Michelle would try to return to London after her brain injury but found she was just “not well enough to do it”.
However, she would return with her husband and have children in London living in Mile End and Greenwich.
The author laughs when she remembers her first trip to London. She was in her teens when her short story was picked from the 30,000 entries to win the WH Smith Young Writers’ Competition. However, she remembers a random encounter that happened on the trip to this day.
“That was my first trip to England and I got to meet Ted Hughes.
“One of the funny things about that trip that I really remember is my dad who literally had gone to England and worked on the building sites but who then hadn’t left Castlederg since the mid 70s. We were walking down the street in ’92 or something, no idea where we were and this man goes, ‘Charlie Gallen’.
“And my dad goes, ‘Brian Towey how are ya?’ It was just a completely random encounter with someone from his townland or something. Me and my mum were there feeling like spare tools, going, ‘What is this?’ Then the two of them go, ‘Right you are, goodbye’. And they both went about their business.
“What I also loved about it was it was as if we were walkind down castlederg main street, do you know what I mean? ‘Charlie Gallen, how are you?’ ‘Brian Towey…’ And going off on one like, ‘This is very normal’. It’s not normal.
“Because my mum was actually born in London, she is English and my grandfather was a British solider, a Londoner, a cockney. They would not think if we went to London we would have casually bumped into one of my dad’s friends but there you go.
“The next time he’s in London they’ll see each other again on the same street. No idea what that was about.”
Michelle is currently polishing her follow-up novel, Factory Girls which is about three girls who work in a shirt factory.
“It’s a fun novel. It’s about how three girls manage in the factory. They’re waiting for their exam results so that they can see if they are going to get the exam results they need to get them over the water to London.
“They’ve kind of grown up in a town kind of like the one I grew up in where you basically never met any protestants.

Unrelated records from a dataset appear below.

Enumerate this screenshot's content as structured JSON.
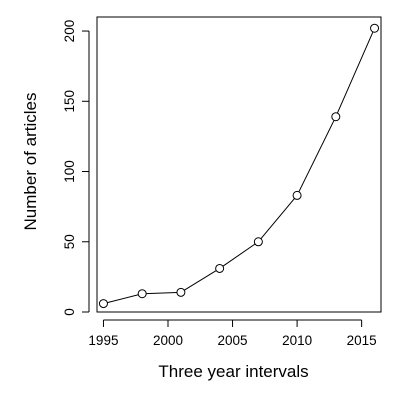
{
  "chart_data": {
    "type": "line",
    "title": "",
    "xlabel": "Three year intervals",
    "ylabel": "Number of articles",
    "x": [
      1995,
      1998,
      2001,
      2004,
      2007,
      2010,
      2013,
      2016
    ],
    "series": [
      {
        "values": [
          6,
          13,
          14,
          31,
          50,
          83,
          139,
          202
        ],
        "marker": "open-circle",
        "color": "#000000"
      }
    ],
    "xlim": [
      1994.5,
      2016.5
    ],
    "ylim": [
      0,
      210
    ],
    "xticks": [
      1995,
      2000,
      2005,
      2010,
      2015
    ],
    "yticks": [
      0,
      50,
      100,
      150,
      200
    ],
    "xtick_labels": [
      "1995",
      "2000",
      "2005",
      "2010",
      "2015"
    ],
    "ytick_labels": [
      "0",
      "50",
      "100",
      "150",
      "200"
    ],
    "grid": false,
    "legend": "none"
  }
}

There’s separate schools, separate churches, separate parks, separate everything. They’ve just left school. Now they’ve got a job in a local factory and they’re thrown in working with a load of Protestants.
“It’s set in the summer of the ceasefire.”
Although hostilities were supposed to be suspended, the summer of 1994 saw the UVF burst into a Down pub to kill six civilians in retaliation for the murder of three UVF men days earlier.
“It was kind of an odd summer. Ireland was in the US in the World Cup and then back at home you had lots of random shootings. The UVF shot up a bar. There had been a hit on the UVF by the INLA. Everybody thought the INLA were dead and gone, shot a few UVF guys and then after that, the summer was just full of random, awful shootings.
“I remember that summer well.”
Big Girl, Small Town is out on John Murray.